The Obama administration says it will grant states waivers to liberate them from the dysfunctional No Child Left Behind law signed by President George W. Bush.

The U.S.’s credit downgrade and fears of a “double-dip” recession spooked global markets, pushing Asian and European markets down 2 to 4 percent. Finance ministers and central bankers from the G-20 nations issued a joint statement promising to “cooperate as appropriate, ready to take action to ensure financial stability and liquidity in financial markets.”

Represented by the Communications Workers of America, 45,000 Verizon workers are striking following the rejection of over 100 concessions demanded by the company as talks taking place in Philadelphia and New York broke down.

Ending speculation that Timothy Geithner would soon leave the administration, a Treasury Department spokeswoman said in a written statement, “Secretary Geithner has let the president know that he plans to stay on in his position at Treasury.”

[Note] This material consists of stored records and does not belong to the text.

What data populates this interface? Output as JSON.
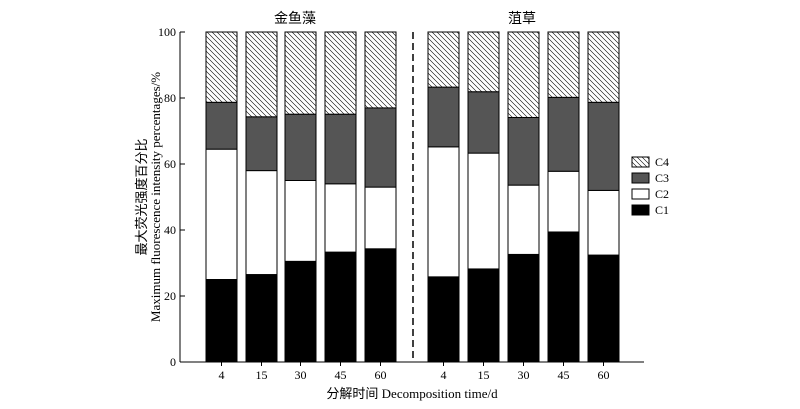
{
  "chart_data": {
    "type": "bar",
    "stacked": true,
    "groups": [
      {
        "title": "金鱼藻",
        "categories": [
          "4",
          "15",
          "30",
          "45",
          "60"
        ]
      },
      {
        "title": "菹草",
        "categories": [
          "4",
          "15",
          "30",
          "45",
          "60"
        ]
      }
    ],
    "series": [
      {
        "name": "C1",
        "color": "#000000",
        "pattern": "solid",
        "values": [
          25,
          26.5,
          30.5,
          33.3,
          34.3,
          25.8,
          28.2,
          32.6,
          39.4,
          32.4
        ]
      },
      {
        "name": "C2",
        "color": "#ffffff",
        "pattern": "solid",
        "values": [
          39.5,
          31.5,
          24.5,
          20.7,
          18.7,
          39.4,
          35.1,
          21,
          18.4,
          19.6
        ]
      },
      {
        "name": "C3",
        "color": "#555555",
        "pattern": "solid",
        "values": [
          14.2,
          16.3,
          20.1,
          21.1,
          24,
          18.1,
          18.6,
          20.5,
          22.4,
          26.7
        ]
      },
      {
        "name": "C4",
        "color": "#ffffff",
        "pattern": "hatch",
        "values": [
          21.3,
          25.7,
          24.9,
          24.9,
          23,
          16.7,
          18.1,
          25.9,
          19.8,
          21.3
        ]
      }
    ],
    "xlabel": "分解时间  Decomposition time/d",
    "ylabel_line1": "最大荧光强度百分比",
    "ylabel_line2": "Maximum fluorescence intensity percentages/%",
    "ylim": [
      0,
      100
    ],
    "yticks": [
      0,
      20,
      40,
      60,
      80,
      100
    ],
    "grid": false,
    "legend_position": "right",
    "group_separator": "dashed vertical line"
  }
}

The “American International Group is planning to sue Bank of America over hundreds of mortgage-backed securities, to the surge of investors seeking compensation for the troubled mortgages that led to the financial crisis.”

The European Central Bank intervened in bond markets Monday to support fledgling economies in Spain and Italy and avoid a financial meltdown in the euro zone.

And finally: Missouri Lt. Gov. Peter Kinders (R) got caught with pants down (almost literally) last week when the Riverfront Times posted a picture of the gubernatorial candidate posing with a former porn star at a bar that boasts nightly “pantless parties.”